14.1 Bestemmingsomschrijving

De voor 'Waarde - Ecologie - GO' aangewezen gronden zijn - behalve voor de andere aldaar voorkomende bestemming(en) - mede bestemd voor:

  1. a. bescherming, behoud, herstel en realisatie van de ecologische waarden en ecologische samenhang van de onderscheiden gebieden, met dien verstande dat bij ontwikkelingen zoals mogelijk gemaakt in hoofdstuk 2, de waarden niet onevenredig mogen worden geschaad. Doel is om na ontwikkeling van nieuwe natuurelementen, deze toe te voegen tot het GNN. Tot uitdrukking komende in:
    1. 1. de landschappelijke verwevenheid van natuur, bos en landschapselementen met cultuurgronden;
    2. 2. het areaal en kwaliteit van natuur, bos en landschapselementen en gebieden die aangewezen zijn voor nieuwe natuur en agrarisch natuurbeheer;
    3. 3. de specifieke verbindingsdoelstellingen voor de ecologische verbindingszones;
    4. 4. de natuurlijke morfologie, waterkwaliteit, watervoering en verbondenheid met het landschap van de HEN-wateren (water van het Hoogste Ecologisch Niveau).

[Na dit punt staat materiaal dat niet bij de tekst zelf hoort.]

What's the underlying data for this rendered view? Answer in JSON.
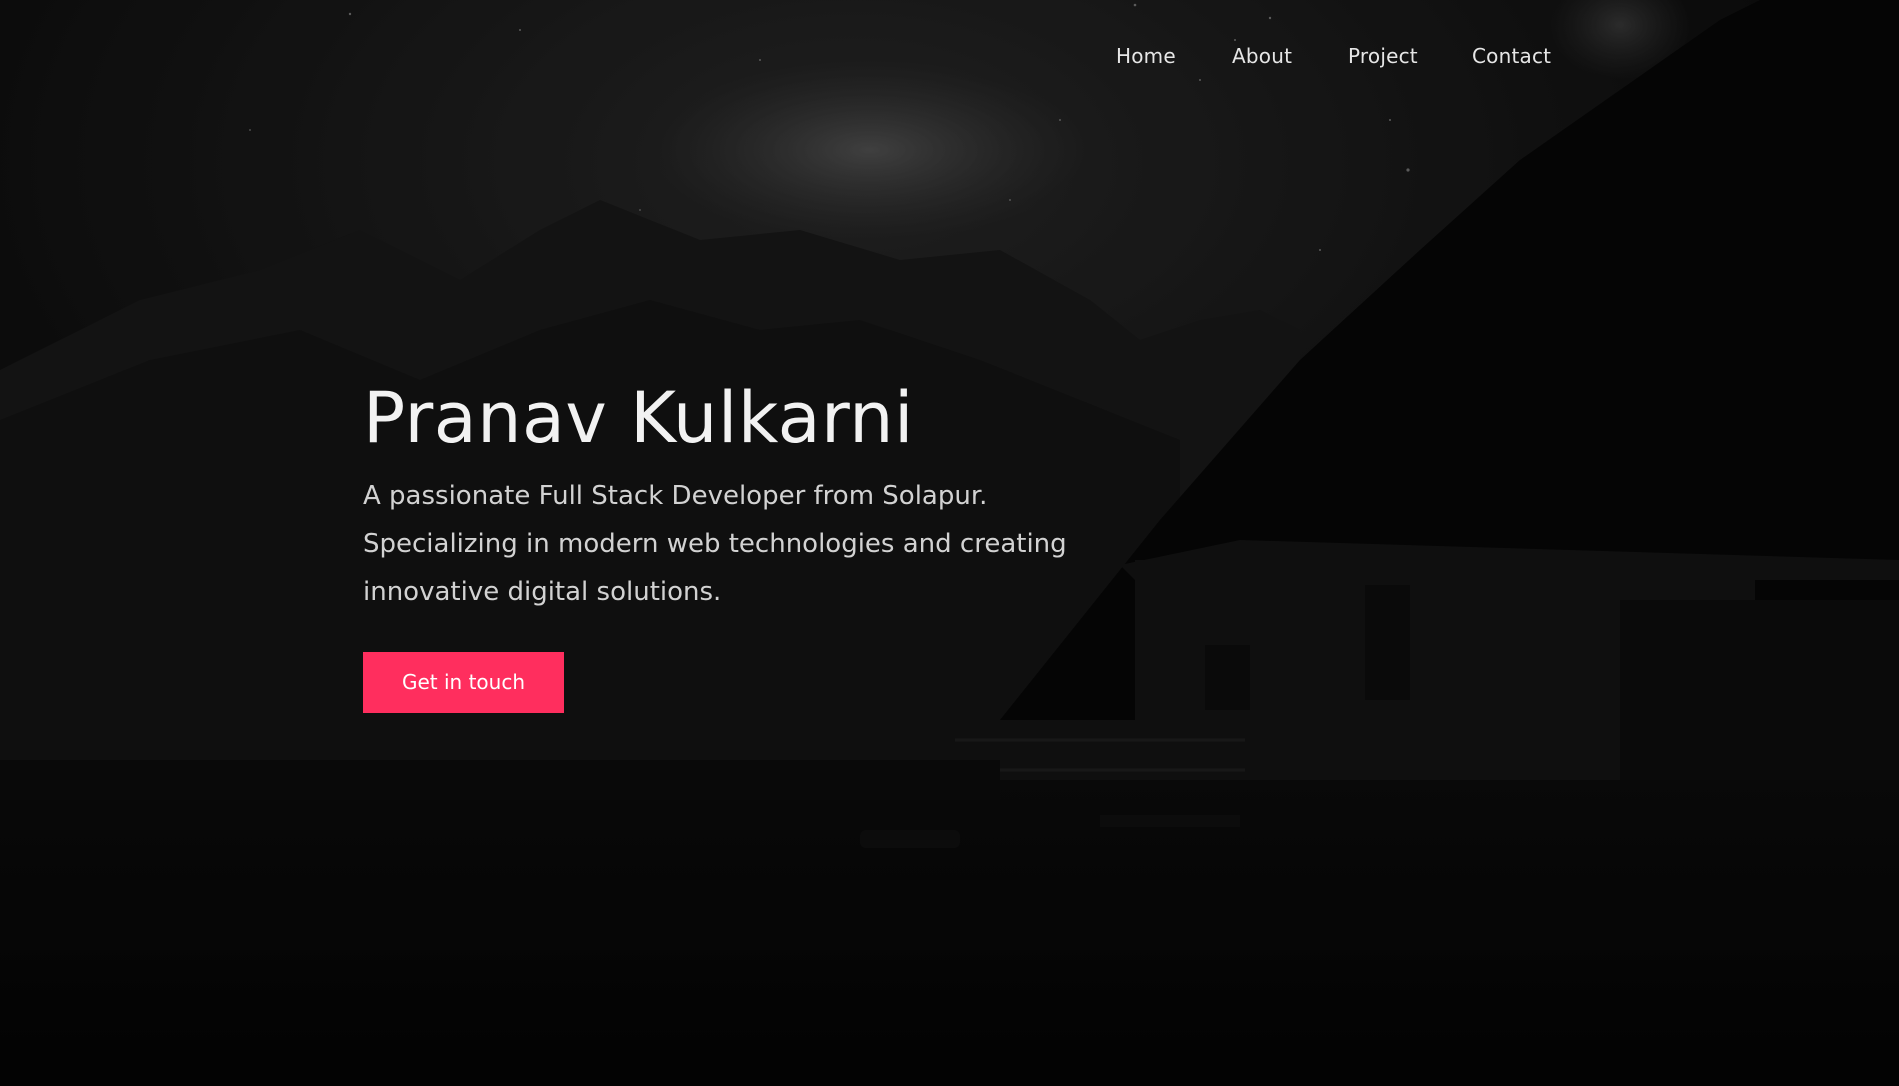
{
  "nav": {
    "items": [
      {
        "label": "Home"
      },
      {
        "label": "About"
      },
      {
        "label": "Project"
      },
      {
        "label": "Contact"
      }
    ]
  },
  "hero": {
    "name": "Pranav Kulkarni",
    "tagline_lines": [
      "A passionate Full Stack Developer from Solapur.",
      "Specializing in modern web technologies and creating",
      "innovative digital solutions."
    ],
    "cta_label": "Get in touch"
  },
  "colors": {
    "accent": "#ff2e5e",
    "background": "#060606",
    "text": "#f2f2f2"
  }
}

Artikel 15 Waarde - Landgoed

15.1 Bestemmingsomschrijving

De voor 'Waarde - Landgoed' aangewezen gronden zijn - behalve voor de andere aldaar voorkomende bestemming(en) - mede bestemd voor het behoud en een samenhangend beheer van landgoederen.

15.2 Bouwregels

Op deze gronden mag worden gebouwd en gelden - in aanvulling op de regels voor de andere aldaar voorkomende bestemmingen - de volgende regels:

a. ten behoeve van beheer van het landgoed met een oppervlakte van ten minste 25 ha grond behorende bij een landgoed, mag een gebouw worden opgericht met een oppervlakte van maximaal 100 m²;
b. de goothoogte van het gebouw ten behoeve van beheer van het landgoed bedraagt ten hoogste 3,5 m;
c. de bouwhoogte van het gebouw ten behoeve van beheer van het landgoed bedraagt ten hoogste 6 m.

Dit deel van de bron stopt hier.